I want to compute the following trace
$$Tr \Big( Y(\not{\!p_1'}+m) \Big) \ \ (1)$$
Where
$$\not{\!A} := \gamma^{\alpha} A_{\alpha} \ \ (2)$$
$$Y:= 4 \not{\!f_1} \not{\!p} \not{\!f_1} + m[-16(pf_1)+16 f_1^2] + m^2 ( 4 \not{\!p} - 16 \not{\!f_1})+16 m^3 \ \ (3)$$
The answer is given to be:
$$Tr \Big( Y(\not{\!p_1'}+m) \Big)=16 \Big( 2(f_1p)(f_1p') -f_1^2(pp')+m^2[-4(pf_1)+4f_1^2]+m^2 [(pp')-4(f_1 p')] +4m^4 \Big) \ \ (4)$$
We need to use the following properties
1) If $(\gamma^{\alpha}\gamma^{\beta}...\gamma^{\mu}\gamma^{\nu})$ contains an odd number of $\gamma$-matrices
$$Tr(\gamma^{\alpha}\gamma^{\beta}...\gamma^{\mu}\gamma^{\nu})=0$$
2)
$$Tr(\not{\!A}\not{\!B})=4AB$$
3)
$$Tr(\not{\!A}\not{\!B}\not{\!C}\not{\!D})=4\Big( (AB)(CD)-(AC)(BD)+(AD)(BC) \Big)$$
4) Given $A, B$ to be square matrices
$$Tr(A+B)=Tr(A) + Tr(B)$$
Besides: I've assumed that the trace of a scalar is equal to itself. (i.e. $Tr(m)=m$)

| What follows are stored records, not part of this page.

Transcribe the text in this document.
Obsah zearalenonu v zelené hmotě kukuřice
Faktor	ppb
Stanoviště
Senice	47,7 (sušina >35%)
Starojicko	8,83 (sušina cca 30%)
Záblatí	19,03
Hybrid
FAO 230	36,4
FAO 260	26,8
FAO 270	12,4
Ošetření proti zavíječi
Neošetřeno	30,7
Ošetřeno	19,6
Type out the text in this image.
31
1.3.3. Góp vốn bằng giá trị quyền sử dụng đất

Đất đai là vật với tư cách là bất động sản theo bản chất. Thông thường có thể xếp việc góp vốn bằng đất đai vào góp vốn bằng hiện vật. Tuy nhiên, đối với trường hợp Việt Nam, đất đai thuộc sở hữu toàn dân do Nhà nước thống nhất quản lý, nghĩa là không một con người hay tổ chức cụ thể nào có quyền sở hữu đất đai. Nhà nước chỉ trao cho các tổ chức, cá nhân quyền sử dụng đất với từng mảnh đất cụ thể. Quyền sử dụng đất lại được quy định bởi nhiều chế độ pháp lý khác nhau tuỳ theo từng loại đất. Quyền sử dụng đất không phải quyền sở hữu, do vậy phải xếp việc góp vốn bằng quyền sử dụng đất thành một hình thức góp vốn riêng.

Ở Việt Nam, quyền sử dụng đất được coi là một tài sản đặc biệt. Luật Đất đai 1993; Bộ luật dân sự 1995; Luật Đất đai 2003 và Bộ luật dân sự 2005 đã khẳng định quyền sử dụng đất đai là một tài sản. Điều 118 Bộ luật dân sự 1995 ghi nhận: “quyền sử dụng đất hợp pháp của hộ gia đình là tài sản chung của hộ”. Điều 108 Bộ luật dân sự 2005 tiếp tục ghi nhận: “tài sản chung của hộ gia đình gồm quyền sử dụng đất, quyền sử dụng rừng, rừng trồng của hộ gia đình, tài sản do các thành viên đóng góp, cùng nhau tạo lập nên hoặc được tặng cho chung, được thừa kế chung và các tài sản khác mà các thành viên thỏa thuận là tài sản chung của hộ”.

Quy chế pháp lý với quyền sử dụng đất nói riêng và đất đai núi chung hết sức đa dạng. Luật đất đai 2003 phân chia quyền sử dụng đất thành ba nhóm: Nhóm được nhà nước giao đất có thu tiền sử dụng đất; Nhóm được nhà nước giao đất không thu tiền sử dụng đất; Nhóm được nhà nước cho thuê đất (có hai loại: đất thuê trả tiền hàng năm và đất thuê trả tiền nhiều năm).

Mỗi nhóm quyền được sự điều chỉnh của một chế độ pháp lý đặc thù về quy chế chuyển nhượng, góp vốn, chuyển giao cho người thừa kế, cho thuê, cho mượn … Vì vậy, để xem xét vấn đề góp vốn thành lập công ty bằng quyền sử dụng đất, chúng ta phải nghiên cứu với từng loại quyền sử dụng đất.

Applying such properties I get
$$Tr \Big( Y(\not{\!p_1'}+m) \Big) = 16 \Big( (f_1 p)(f_1 p') - f_1^2(pp') + f_1p'p p' \Big) + 16m^2p^2-64 m^2 f_1 p + 16m^2[-pf_1+f_1^2]+16m^4 \ \ (5)$$
Which is not the provided solution $(4)$. What am I missing?
Source: Second Edition QFT, Mandl & Shaw page 144.
Any help is appreciated.
The trace of a scalar is not the scalar itself. In this context, the scalar $m$ represents $m\mathbb1$, where $\mathbb1$ is the $4\times4$ identity matrix. Thus $\operatorname{Tr}m=4m$.